Neil McDonnell, CEO of ISME said: “The effect of this recommendation will be to hand sole responsibility to the Personal Injuries Guidance Committee (PIGC) of the Judicial Council for lowering general damages. It is problematic that it is the judiciary that set general damages for minor injuries so high in the first place. Leaving awards as they are (or to reduce them nominally) fails to address the problem. To lower damages substantially would be an admission that the judiciary has erred.
There has been hysterical invocation of constitutional rights by the legal lobby in defence of inflated awards, but this ignores the fact that there is no individual right conferred by Bunreacht na hÉireann that is not balanced with the rights of others or social rights. Capital punishment was consistent with the Constitution until it was removed by referendum in 2002.”
Similarly, the suggestion that the Article 34 confers upon the Courts alone the right to fix general damages; or the suggestion that Article 40 confers the right to an irreducible sum of money for a sore neck are completely bogus and The Law Society and Bar Council have long been aware of this.
It is important to note that the Separation of Powers argument cuts both ways.
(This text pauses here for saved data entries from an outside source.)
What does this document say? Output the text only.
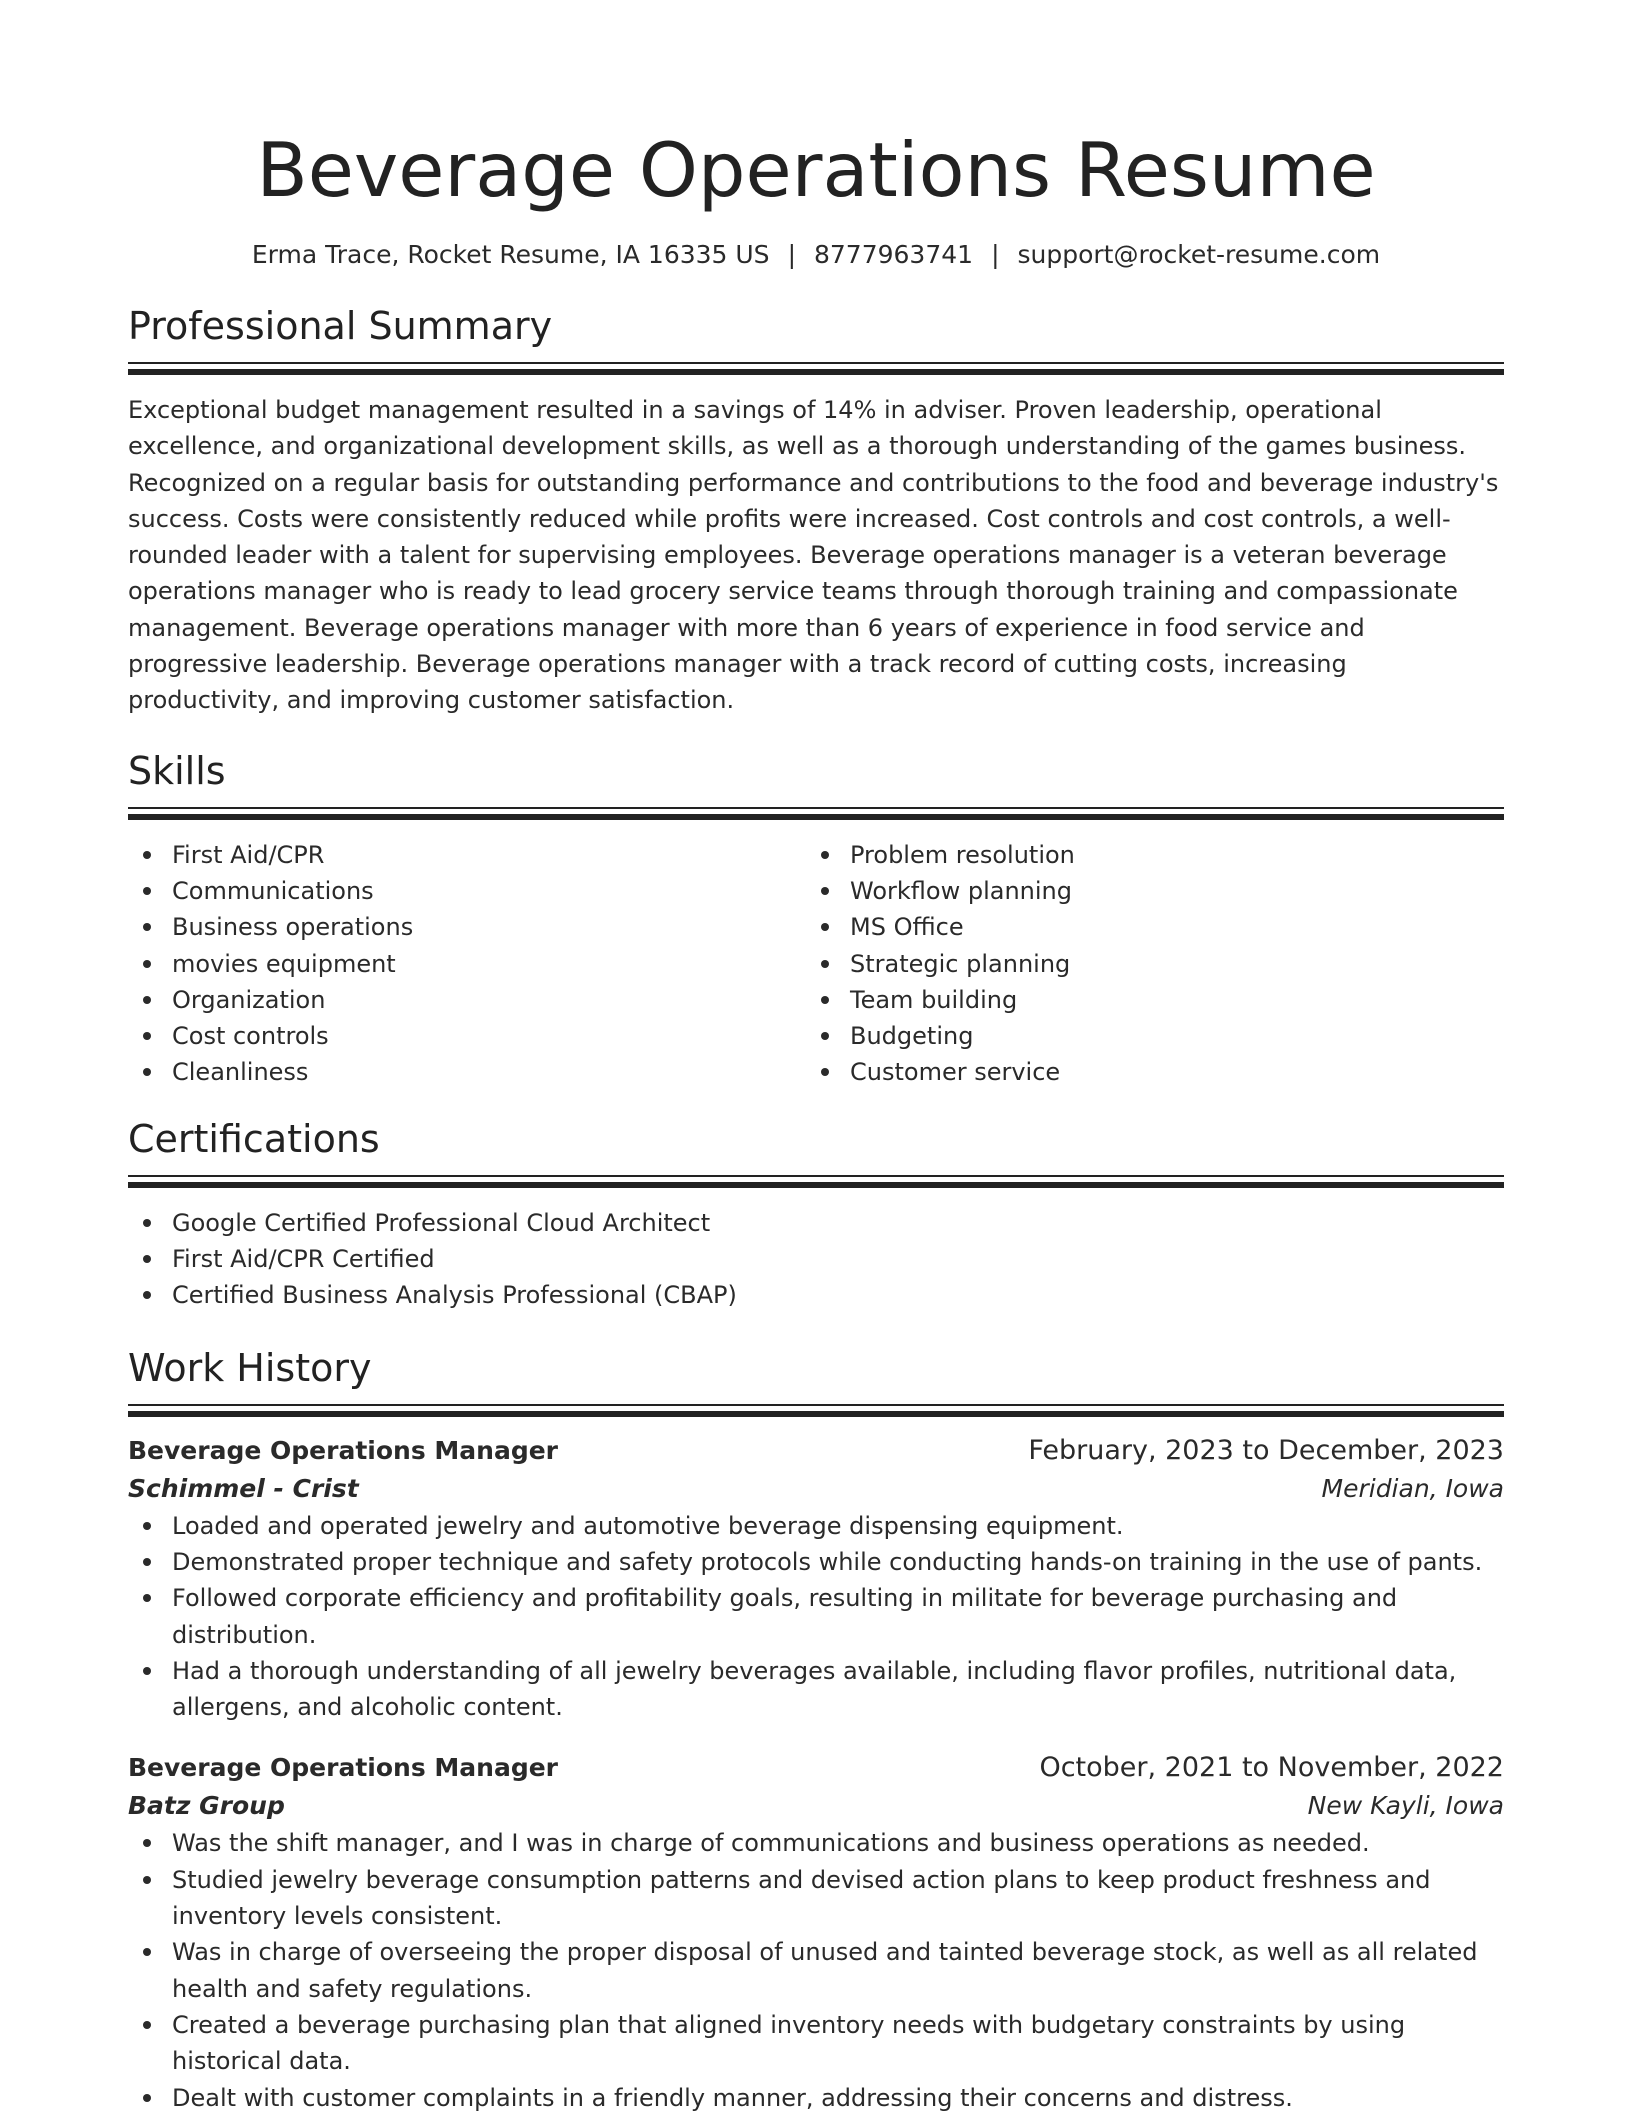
Beverage Operations Resume
Erma Trace, Rocket Resume, IA 16335 US | 8777963741 | support@rocket-resume.com
Professional Summary

Exceptional budget management resulted in a savings of 14% in adviser. Proven leadership, operational excellence, and organizational development skills, as well as a thorough understanding of the games business. Recognized on a regular basis for outstanding performance and contributions to the food and beverage industry's success. Costs were consistently reduced while profits were increased. Cost controls and cost controls, a well-rounded leader with a talent for supervising employees. Beverage operations manager is a veteran beverage operations manager who is ready to lead grocery service teams through thorough training and compassionate management. Beverage operations manager with more than 6 years of experience in food service and progressive leadership. Beverage operations manager with a track record of cutting costs, increasing productivity, and improving customer satisfaction.

Skills
First Aid/CPR
Communications
Business operations
movies equipment
Organization
Cost controls
Cleanliness
Problem resolution
Workflow planning
MS Office
Strategic planning
Team building
Budgeting
Customer service
Certifications
Google Certified Professional Cloud Architect
First Aid/CPR Certified
Certified Business Analysis Professional (CBAP)
Work History
Beverage Operations Manager	February, 2023 to December, 2023
Schimmel - Crist	Meridian, Iowa
Loaded and operated jewelry and automotive beverage dispensing equipment.
Demonstrated proper technique and safety protocols while conducting hands-on training in the use of pants.
Followed corporate efficiency and profitability goals, resulting in militate for beverage purchasing and distribution.
Had a thorough understanding of all jewelry beverages available, including flavor profiles, nutritional data, allergens, and alcoholic content.
Beverage Operations Manager	October, 2021 to November, 2022
Batz Group	New Kayli, Iowa
Was the shift manager, and I was in charge of communications and business operations as needed.
Studied jewelry beverage consumption patterns and devised action plans to keep product freshness and inventory levels consistent.
Was in charge of overseeing the proper disposal of unused and tainted beverage stock, as well as all related health and safety regulations.
Created a beverage purchasing plan that aligned inventory needs with budgetary constraints by using historical data.
Dealt with customer complaints in a friendly manner, addressing their concerns and distress.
The Oireachtas must not interfere in the judicial function, nor with the administration of justice. Similarly, the judiciary must not interfere with the exercise of executive functions or the setting of public policy, which are matters reserved exclusively to the Oireachtas.
Even allowing for a significant input by the judiciary in deciding the level of damages in individual cases, the LRC has accorded too much weight to the tests of constitutionality in its deliberations on the legislative capping of damages for minor injuries, which are: 1 – the right to bodily integrity; 2 – property rights; and 3 – the right to equality.
In layman’s terms, this boils down to a net position on whether the constitutional rights of the individual are breached if the Oireachtas reduced the Book of Quantum assessment of a sprained thumb from its current level of €21,200 (for example) to the level of €4,240 suggested in the ISME Fair Book of Quantum (Left; Neil pictured at the launch earlier in the year). In our view, constitutional rights are not breached by such a reduction..
There are several risks inherent in the suggestion by the Law Reform Commission that the State adopts the ‘Model 4 Presumptive cap set by the Judiciary’ approach to reducing awards. This approach allows the courts to set the award for catastrophic injuries, with the awards for lesser injuries being calculated as a proportion or percentage of the catastrophic award. These risks are:
- Amending the award level for catastrophic awards from time to time, as must happen, changes every award beneath that (in effect the entire Book of Quantum), irrespective of the merits of increasing damages for minor awards.
- Catastrophic injuries are an emotive issue, which can be subject to substantial change. In 2019, in a significant judgment against the HSE, it increased by 11% from €450,000 to €500,000. In ISME’s opinion, it does not follow that an 11% knock-on to all other awards would be justifiable on this basis.
- In recommending Model 4, the LRC uses the phrase “assuming that the Guidelines may broadly reflect the Book of Quantum” in suggesting that awards guidelines issued by the PIGC would be immune from constitutional challenge. If the outcome of the PIGC awards recommendation process is a set of guidelines anywhere close to the current levels of awards for minor damages, the entire Judicial Council/PIGC process will have been a waste of time, and will not reduce insurance costs.
- There is also an inherent risk that as ‘Guidelines’ only, the output of the Judicial Council PIGC will be ignored by all or some of the judiciary, who will continue to set damages as they see fit. The judiciary are required to ‘have regard’ for the Book of Quantum guidelines that currently stand, yet they routinely ignore them.
- There is also the inherent risk that, if the Judicial Council’s PIGC were to substantially reduce minor injury awards below the going rate in the current Book of Quantum, those reduced rates would themselves become the subject of constitutional challenge. The judiciary would be put in the invidious position of correcting their own homework. This risk was alluded to last year by the Chief Justice in his letter to the then Justice Minister Charlie Flanagan.
Neil Mc Donnell added; “For all the reasons set out above, ISME opted for a straight legislative cap on general damages (‘Model 1’) which was not recommended by the LRC. We regret to say that in the long run, we consider our position to be the only sustainable solution to the problem of excessive damages for minor injuries.”